On the US West Coast, the U.S. Geological Survey and its partner institutions, University of California, Berkeley, Caltech, the University of Oregon and the University of Washington are focusing on completing the build-out of the infrastructure for initial implementation of ShakeAlert Earthquake Early Warning (EEW) in the United States. Over the next few years, the number of EEW-capable seismic stations must at least double from today's ~850 contributing stations. This effort requires planning regarding station density and type as well as complex logistics including siting, legal and environmental permitting, equipment specification and delivery. Other important topics include data quality and latency, continuous monitoring systems, delivery of alerts and other technical topics. This session invites contributions from any EEW system operator on all these topics related to EEW build, including case studies for current and planned seismic networks as well as new ideas for developing EEW deployments and collaborations with contributing networks that are novel for their design or approach in handling these issues.

 

Injection-induced Seismicity     

 

Induced seismicity related to oil and gas production has been a growing concern in the last few years.
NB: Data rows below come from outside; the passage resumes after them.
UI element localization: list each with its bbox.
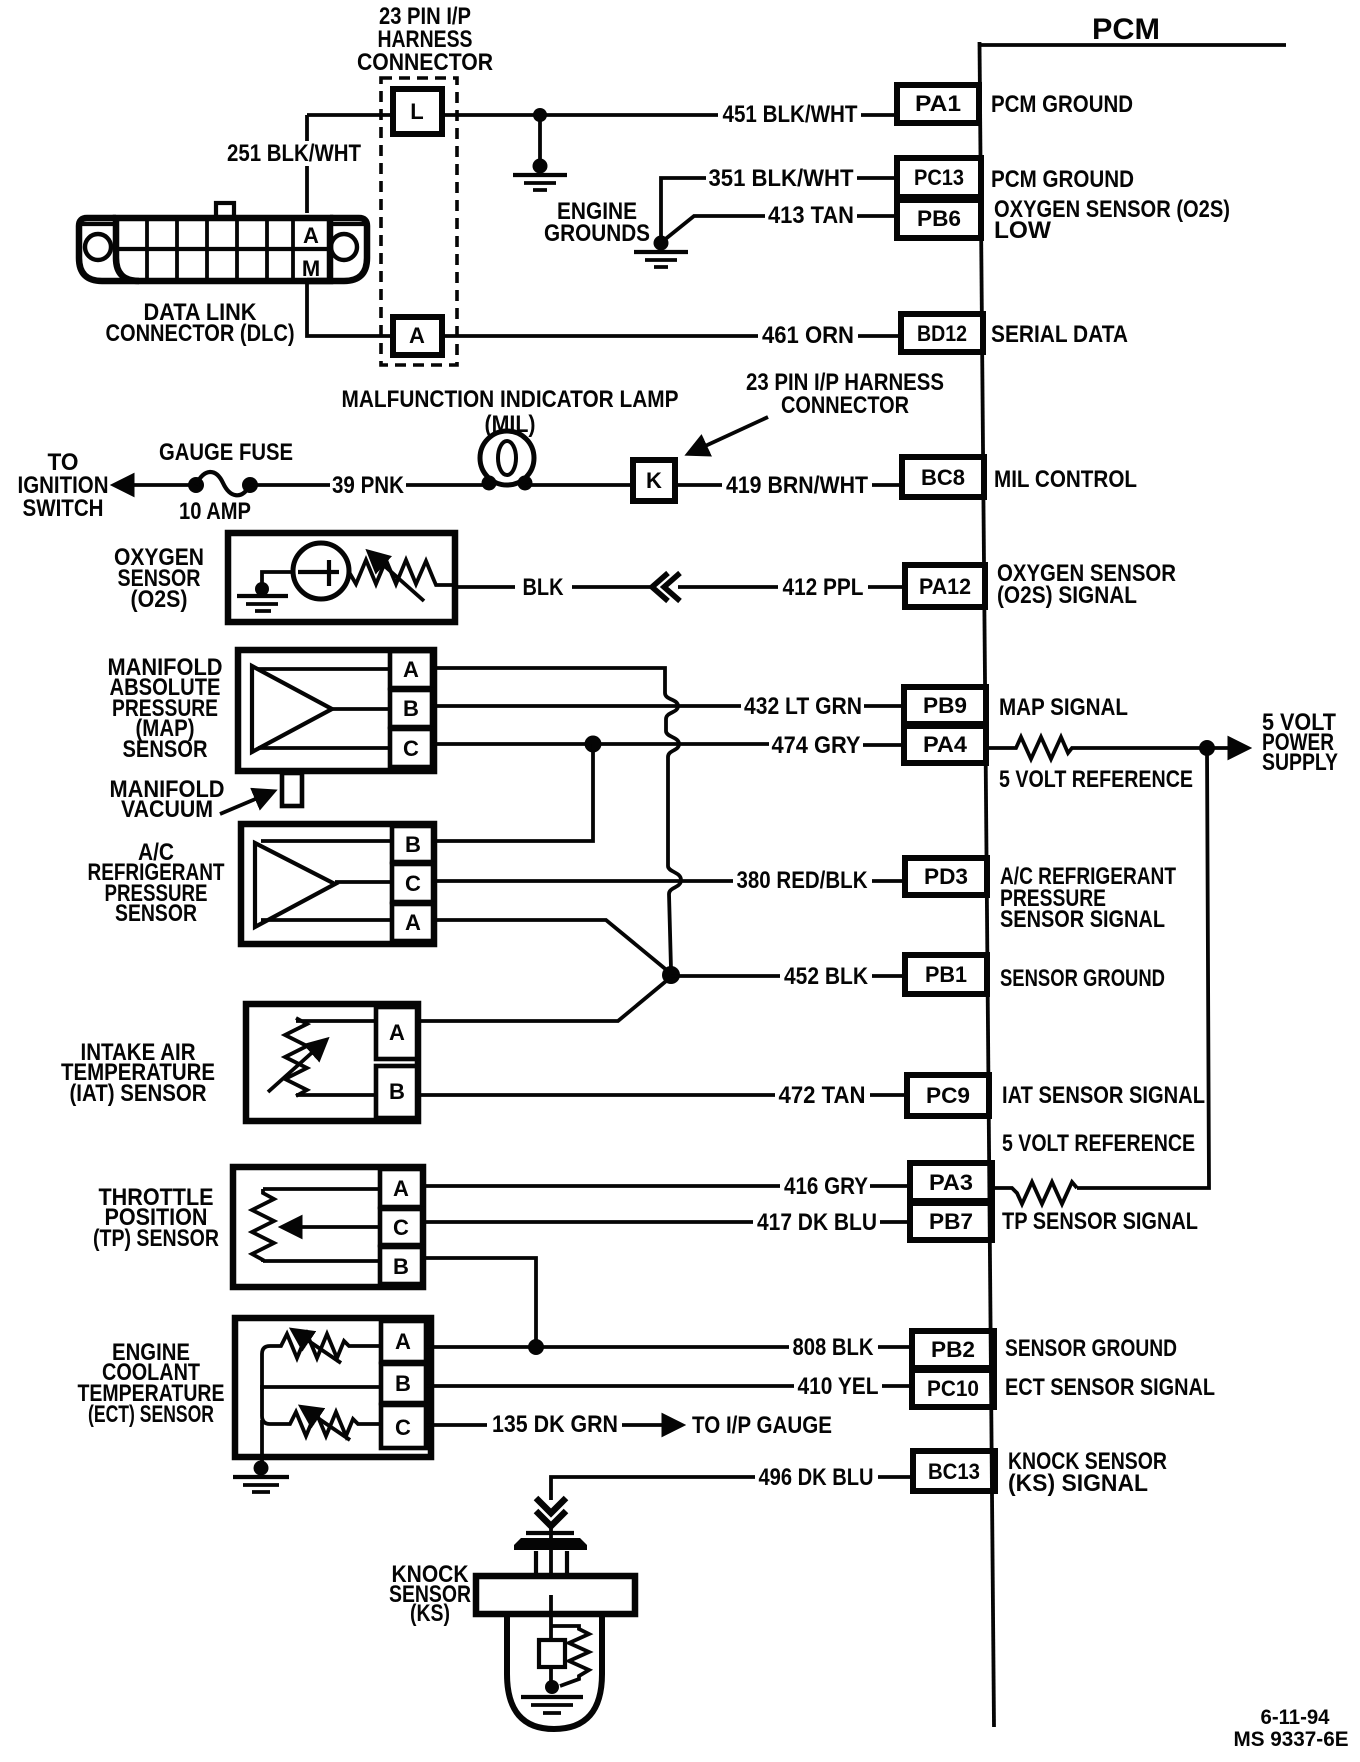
connector pin PD3 [905, 858, 987, 895]
node KNOCK SENSOR SIGNAL [1008, 1448, 1167, 1497]
pin A (IAT) [376, 1007, 418, 1059]
label ENGINE COOLANT TEMPERATURE (ECT) SENSOR [78, 1339, 225, 1428]
arrow to ignition switch [116, 483, 196, 487]
connector terminal L [393, 89, 442, 134]
svg-text:BC13: BC13 [928, 1459, 980, 1484]
junction on 451 wire [533, 108, 547, 122]
wire TP internal to pins [263, 1189, 380, 1261]
svg-text:PB9: PB9 [923, 693, 967, 718]
wire label 39 PNK [332, 472, 405, 499]
svg-text:A: A [409, 323, 425, 348]
op-amp MAP transducer triangle [252, 666, 332, 752]
fuse GAUGE FUSE 10A [188, 472, 258, 495]
svg-text:PC9: PC9 [926, 1083, 970, 1108]
svg-text:TO I/P GAUGE: TO I/P GAUGE [692, 1412, 832, 1439]
ground engine ground 1 [513, 159, 567, 191]
connector pin PB1 [905, 955, 987, 994]
A/C pressure sensor box [241, 824, 434, 944]
thermistor IAT variable resistor [268, 1018, 325, 1096]
svg-text:SENSOR GROUND: SENSOR GROUND [1000, 965, 1165, 992]
pin A (A/C) [392, 904, 434, 941]
node 5 VOLT REFERENCE (PA4) [999, 766, 1193, 793]
svg-text:351 BLK/WHT: 351 BLK/WHT [709, 165, 854, 192]
wire terminal A to BD12 (461 ORN) [442, 334, 901, 338]
wire A/C-A diagonal to sensor-ground node [434, 920, 669, 972]
svg-text:CONNECTOR (DLC): CONNECTOR (DLC) [106, 320, 295, 347]
svg-text:MIL CONTROL: MIL CONTROL [994, 466, 1137, 493]
piezo element (KS) [539, 1595, 565, 1684]
junction sensor ground node [662, 966, 680, 984]
wire label 412 PPL [783, 574, 864, 601]
svg-text:BD12: BD12 [917, 321, 967, 346]
wire ECT-C to I/P gauge (135 DK GRN) [426, 1423, 680, 1427]
label 10 AMP [179, 498, 251, 525]
ground knock sensor ground [521, 1680, 583, 1713]
svg-text:6-11-94: 6-11-94 [1261, 1706, 1330, 1729]
label MALFUNCTION INDICATOR LAMP (MIL) [342, 386, 679, 438]
svg-text:GAUGE FUSE: GAUGE FUSE [159, 439, 293, 466]
pin C (A/C) [392, 864, 434, 902]
label MANIFOLD VACUUM [110, 776, 225, 823]
svg-text:PB2: PB2 [931, 1337, 975, 1362]
svg-text:PB1: PB1 [925, 962, 967, 987]
pin M label (DLC) [302, 256, 320, 281]
PCM top boundary wire [978, 43, 1286, 47]
label KNOCK SENSOR (KS) [389, 1561, 471, 1627]
svg-text:SENSOR: SENSOR [115, 900, 197, 927]
label GAUGE FUSE [159, 439, 293, 466]
svg-text:SENSOR GROUND: SENSOR GROUND [1005, 1335, 1177, 1362]
connector pin BC13 [913, 1451, 995, 1491]
wire ECT internal ground rail [260, 1420, 264, 1466]
label DATA LINK CONNECTOR (DLC) [106, 299, 295, 347]
wire A/C internal to pins [261, 841, 392, 920]
node IAT SENSOR SIGNAL [1002, 1082, 1205, 1109]
wire label 808 BLK [793, 1334, 875, 1361]
node SENSOR GROUND (PB2) [1005, 1335, 1177, 1362]
label MS 9337-6E [1234, 1728, 1349, 1751]
wire BC13 to knock sensor (496 DK BLU) [551, 1477, 913, 1500]
label ENGINE GROUNDS [544, 198, 650, 247]
svg-text:472 TAN: 472 TAN [779, 1082, 866, 1109]
wire label 135 DK GRN [492, 1411, 618, 1438]
svg-text:PA1: PA1 [915, 91, 961, 116]
label INTAKE AIR TEMPERATURE (IAT) SENSOR [61, 1039, 215, 1107]
svg-text:BLK: BLK [523, 574, 565, 601]
junction TP-B / ECT-A [528, 1339, 544, 1355]
pin A label (DLC) [303, 223, 319, 248]
label 5 VOLT POWER SUPPLY [1262, 709, 1338, 776]
svg-text:380 RED/BLK: 380 RED/BLK [737, 867, 869, 894]
svg-text:5 VOLT REFERENCE: 5 VOLT REFERENCE [999, 766, 1193, 793]
svg-text:(KS): (KS) [410, 1600, 450, 1627]
wire MAP-A crossover down to sensor-ground node [432, 668, 681, 969]
wire label 413 TAN [768, 202, 854, 229]
connector pin PC10 [912, 1370, 994, 1407]
wire label 380 RED/BLK [737, 867, 869, 894]
connector pin PA3 [910, 1163, 992, 1201]
label TO I/P GAUGE [692, 1412, 832, 1439]
node PCM GROUND (PC13) [991, 166, 1134, 193]
wire label 452 BLK [784, 963, 869, 990]
svg-text:A: A [405, 910, 421, 935]
svg-text:C: C [395, 1415, 411, 1440]
thermistor ECT sensor element [262, 1331, 381, 1390]
wire PC13 to engine ground 2 (351 BLK/WHT) [661, 178, 897, 238]
connector pin BD12 [901, 314, 983, 352]
svg-text:(KS) SIGNAL: (KS) SIGNAL [1008, 1470, 1148, 1497]
label 6-11-94 [1261, 1706, 1330, 1729]
resistor O2S variable resistor [349, 553, 455, 601]
pin A (MAP) [390, 651, 432, 688]
op-amp A/C transducer triangle [255, 843, 335, 927]
svg-text:GROUNDS: GROUNDS [544, 220, 650, 247]
knock sensor body shell [507, 1614, 602, 1729]
svg-text:(O2S) SIGNAL: (O2S) SIGNAL [997, 582, 1137, 609]
ground ECT case ground [233, 1461, 289, 1493]
connector pin PB2 [912, 1331, 994, 1368]
connector pin PA12 [905, 565, 985, 607]
wire PB6 to engine ground 2 (413 TAN) [663, 216, 897, 241]
wire TP-B down to ECT-A wire [423, 1258, 536, 1347]
connector pin PA1 [897, 85, 979, 123]
node 5 VOLT REFERENCE (PA3) [1002, 1130, 1195, 1157]
svg-text:416 GRY: 416 GRY [784, 1173, 868, 1200]
svg-text:C: C [405, 871, 421, 896]
svg-text:BC8: BC8 [921, 465, 965, 490]
PCM left boundary wire [980, 42, 995, 1727]
wire O2S ground to source [262, 572, 292, 589]
svg-text:B: B [405, 832, 421, 857]
svg-text:SWITCH: SWITCH [23, 495, 104, 522]
svg-text:PB6: PB6 [917, 206, 961, 231]
svg-text:5 VOLT REFERENCE: 5 VOLT REFERENCE [1002, 1130, 1195, 1157]
wire MAP-B to PB9 (432 LT GRN) [432, 704, 904, 708]
svg-text:C: C [393, 1215, 409, 1240]
node ECT SENSOR SIGNAL [1005, 1374, 1215, 1401]
knock sensor terminal cap [514, 1526, 587, 1577]
wire junction down to engine ground 1 [538, 115, 542, 167]
svg-text:432 LT GRN: 432 LT GRN [744, 693, 862, 720]
svg-text:PD3: PD3 [924, 864, 968, 889]
node A/C REFRIGERANT PRESSURE SENSOR SIGNAL [1000, 863, 1176, 933]
pin C (ECT) [381, 1405, 426, 1448]
pin B (ECT) [381, 1364, 426, 1403]
label MANIFOLD ABSOLUTE PRESSURE (MAP) SENSOR [108, 654, 223, 763]
svg-text:SENSOR SIGNAL: SENSOR SIGNAL [1000, 906, 1165, 933]
svg-text:(TP) SENSOR: (TP) SENSOR [93, 1225, 219, 1252]
svg-text:PC13: PC13 [914, 165, 964, 190]
svg-text:461 ORN: 461 ORN [762, 322, 854, 349]
potentiometer TP resistor [252, 1189, 274, 1262]
pin B (IAT) [376, 1066, 418, 1118]
pin A (TP) [380, 1169, 423, 1207]
wire label BLK [523, 574, 565, 601]
wire label 474 GRY [772, 732, 861, 759]
svg-text:(IAT) SENSOR: (IAT) SENSOR [70, 1080, 207, 1107]
resistor internal (KS) [551, 1626, 589, 1686]
svg-text:B: B [395, 1371, 411, 1396]
svg-text:B: B [403, 696, 419, 721]
wiper TP arrow [284, 1225, 380, 1229]
connector inline break chevrons (knock) [536, 1498, 566, 1526]
pin C (MAP) [390, 729, 432, 767]
svg-text:412 PPL: 412 PPL [783, 574, 864, 601]
svg-text:251 BLK/WHT: 251 BLK/WHT [227, 140, 361, 167]
wire label 461 ORN [762, 322, 854, 349]
wire ECT-B internal [262, 1385, 381, 1389]
svg-text:A: A [393, 1176, 409, 1201]
svg-text:PCM: PCM [1092, 13, 1160, 46]
label 23 PIN I/P HARNESS CONNECTOR (top) [357, 3, 493, 76]
svg-text:A: A [389, 1020, 405, 1045]
wire terminal L to PA1 (451 BLK/WHT) [442, 113, 897, 117]
svg-text:451 BLK/WHT: 451 BLK/WHT [723, 101, 858, 128]
svg-text:410 YEL: 410 YEL [798, 1373, 879, 1400]
node SERIAL DATA [991, 321, 1128, 348]
svg-text:B: B [389, 1079, 405, 1104]
node MAP SIGNAL [999, 694, 1128, 721]
svg-text:LOW: LOW [994, 217, 1051, 244]
svg-text:452 BLK: 452 BLK [784, 963, 869, 990]
svg-text:417 DK BLU: 417 DK BLU [757, 1209, 877, 1236]
wire TP-A to PA3 (416 GRY) [423, 1184, 910, 1188]
svg-text:413 TAN: 413 TAN [768, 202, 854, 229]
MAP sensor box [238, 650, 434, 771]
node PCM GROUND (PA1) [991, 91, 1133, 118]
svg-text:39 PNK: 39 PNK [332, 472, 405, 499]
vacuum port stub [282, 773, 302, 806]
wire label 416 GRY [784, 1173, 868, 1200]
svg-text:PC10: PC10 [927, 1376, 979, 1401]
resistor PA3 pull-up [992, 1182, 1077, 1204]
label TO IGNITION SWITCH [18, 449, 109, 522]
svg-text:496 DK BLU: 496 DK BLU [759, 1464, 874, 1491]
wire MAP internal to pins [258, 669, 390, 748]
svg-text:IAT SENSOR SIGNAL: IAT SENSOR SIGNAL [1002, 1082, 1205, 1109]
svg-text:ECT SENSOR SIGNAL: ECT SENSOR SIGNAL [1005, 1374, 1215, 1401]
wire label 410 YEL [798, 1373, 879, 1400]
IAT sensor box [246, 1004, 418, 1121]
connector pin PB7 [910, 1203, 992, 1240]
label OXYGEN SENSOR (O2S) [114, 544, 204, 613]
svg-text:B: B [393, 1254, 409, 1279]
ground engine ground 2 [634, 236, 688, 268]
ECT sensor box [235, 1318, 431, 1457]
node SENSOR GROUND (PB1) [1000, 965, 1165, 992]
svg-text:M: M [302, 256, 320, 281]
wire TP-C to PB7 (417 DK BLU) [423, 1220, 910, 1224]
svg-text:419 BRN/WHT: 419 BRN/WHT [726, 472, 868, 499]
wire A/C-B up to 5V reference junction [434, 744, 593, 841]
svg-text:PA12: PA12 [919, 574, 971, 599]
wire DLC-M to terminal A [307, 281, 393, 336]
svg-text:135 DK GRN: 135 DK GRN [492, 1411, 618, 1438]
wire MIL to terminal K [525, 483, 633, 487]
connector pin PB9 [904, 687, 986, 724]
harness connector dashed box (top) [381, 78, 457, 365]
wire label 419 BRN/WHT [726, 472, 868, 499]
wire label 472 TAN [779, 1082, 866, 1109]
connector terminal K [633, 460, 675, 501]
svg-text:MS 9337-6E: MS 9337-6E [1234, 1728, 1349, 1751]
node OXYGEN SENSOR LOW [994, 196, 1230, 244]
svg-text:A: A [303, 223, 319, 248]
data link connector DLC body [79, 203, 367, 281]
svg-text:CONNECTOR: CONNECTOR [357, 49, 493, 76]
junction 5V supply node [1199, 740, 1215, 756]
connector pin PC13 [897, 158, 981, 197]
resistor PA4 pull-up [986, 737, 1207, 759]
node OXYGEN SENSOR SIGNAL [997, 560, 1176, 609]
junction MAP-C 5V branch [585, 736, 602, 753]
svg-text:VACUUM: VACUUM [121, 796, 213, 823]
wire label 251 BLK/WHT [227, 140, 361, 167]
wire ECT-A to PB2 (808 BLK) [426, 1345, 912, 1349]
wire IAT-B to PC9 (472 TAN) [418, 1093, 907, 1097]
lamp MIL bulb [480, 431, 534, 491]
pin B (A/C) [392, 826, 434, 862]
svg-text:CONNECTOR: CONNECTOR [781, 392, 909, 419]
source O2S voltage source circle [293, 543, 349, 599]
wire IAT internal to pins [296, 1021, 376, 1095]
pin A (ECT) [381, 1321, 426, 1362]
svg-text:PCM GROUND: PCM GROUND [991, 166, 1134, 193]
svg-text:(O2S): (O2S) [131, 586, 188, 613]
pin B (TP) [380, 1247, 423, 1284]
svg-text:SUPPLY: SUPPLY [1262, 749, 1338, 776]
svg-text:PB7: PB7 [929, 1209, 973, 1234]
knock sensor mounting flange [476, 1576, 635, 1614]
connector terminal A (harness) [393, 317, 442, 355]
connector pin BC8 [902, 457, 984, 497]
node TP SENSOR SIGNAL [1002, 1208, 1198, 1235]
svg-text:(ECT) SENSOR: (ECT) SENSOR [88, 1401, 214, 1428]
svg-text:PA3: PA3 [929, 1170, 973, 1195]
connector inline break chevrons [652, 573, 680, 601]
PCM label [1092, 13, 1160, 46]
svg-text:MALFUNCTION INDICATOR LAMP: MALFUNCTION INDICATOR LAMP [342, 386, 679, 413]
wire fuse to MIL (39 PNK) [250, 483, 489, 487]
svg-text:SENSOR: SENSOR [123, 736, 208, 763]
arrow to 5 volt power supply [1207, 746, 1246, 750]
wire 5V bus down to PA3 resistor [1077, 748, 1209, 1188]
label A/C REFRIGERANT PRESSURE SENSOR [88, 839, 225, 927]
TP sensor box [233, 1167, 423, 1287]
node MIL CONTROL [994, 466, 1137, 493]
svg-text:TP SENSOR SIGNAL: TP SENSOR SIGNAL [1002, 1208, 1198, 1235]
wire label 496 DK BLU [759, 1464, 874, 1491]
svg-text:474 GRY: 474 GRY [772, 732, 861, 759]
arrow pointer to terminal K [690, 417, 768, 453]
oxygen sensor O2S box [228, 533, 455, 622]
pin C (TP) [380, 1209, 423, 1245]
wire node to PB1 (452 BLK) [671, 974, 905, 978]
wire label 351 BLK/WHT [709, 165, 854, 192]
wire DLC-A to terminal L [307, 115, 393, 213]
thermistor ECT gauge sender element [262, 1385, 381, 1440]
wire terminal K to BC8 (419 BRN/WHT) [675, 483, 902, 487]
svg-text:C: C [403, 736, 419, 761]
wire label 432 LT GRN [744, 693, 862, 720]
wire O2S to PA12 (BLK / 412 PPL) [455, 585, 905, 589]
arrow pointer to vacuum port [220, 792, 272, 814]
ground O2S internal ground [237, 582, 288, 611]
wire A/C-C to PD3 (380 RED/BLK) [434, 879, 905, 883]
wire label 451 BLK/WHT [723, 101, 858, 128]
svg-text:A: A [395, 1329, 411, 1354]
svg-text:PA4: PA4 [923, 732, 968, 757]
svg-text:10 AMP: 10 AMP [179, 498, 251, 525]
connector pin PB6 [897, 200, 981, 238]
wire MAP-C to PA4 (474 GRY) [432, 744, 904, 745]
svg-text:L: L [410, 99, 423, 124]
connector pin PC9 [907, 1075, 989, 1116]
svg-text:MAP SIGNAL: MAP SIGNAL [999, 694, 1128, 721]
label 23 PIN I/P HARNESS CONNECTOR (mid) [746, 369, 944, 419]
wire IAT-A diagonal to sensor-ground node [418, 977, 671, 1021]
svg-text:PCM GROUND: PCM GROUND [991, 91, 1133, 118]
svg-text:A: A [403, 657, 419, 682]
svg-text:808 BLK: 808 BLK [793, 1334, 875, 1361]
pin B (MAP) [390, 690, 432, 727]
label THROTTLE POSITION (TP) SENSOR [93, 1184, 219, 1252]
connector pin PA4 [904, 726, 986, 763]
svg-text:K: K [646, 468, 662, 493]
wire label 417 DK BLU [757, 1209, 877, 1236]
wire ECT-B to PC10 (410 YEL) [426, 1384, 912, 1388]
svg-text:SERIAL DATA: SERIAL DATA [991, 321, 1128, 348]
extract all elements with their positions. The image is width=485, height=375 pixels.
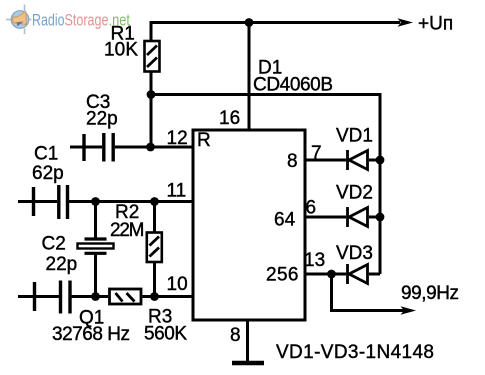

Although the majority of waste water disposal and hydraulic fracturing operations do not generate seismicity or large magnitude events, there have been few reports of damaging earthquakes in North America which have led to an increased demand for appropriate risk assessment and management of induced seismicity and development of effective risk mitigation strategies. 
 

Utilizing detailed geological and geophysical analysis of seismic survey data could characterize the pre-existing structures. Drilling and completion programs can then be designed to minimize the likelihood of proximal faults activation and large magnitude event occurrence. However, as the data recorded to date in North America has shown, most of the activated faults are unmapped and the conditions (in-situ stress state, fault proximity, area and fault orientation) at each oil and gas field is highly variable. This highlights the requirement for understanding, evaluating and managing the seismic risk in near real-time.

Injection-induced seismicity and associated risks have been the subject of many studies and research, however there are still many questions to answer, particularly on development of effective risk mitigation strategies. In this session, we welcome contributions on geomechanics, numerical modelings, case studies, induced seismicity forecasting and  risk assessment techniques.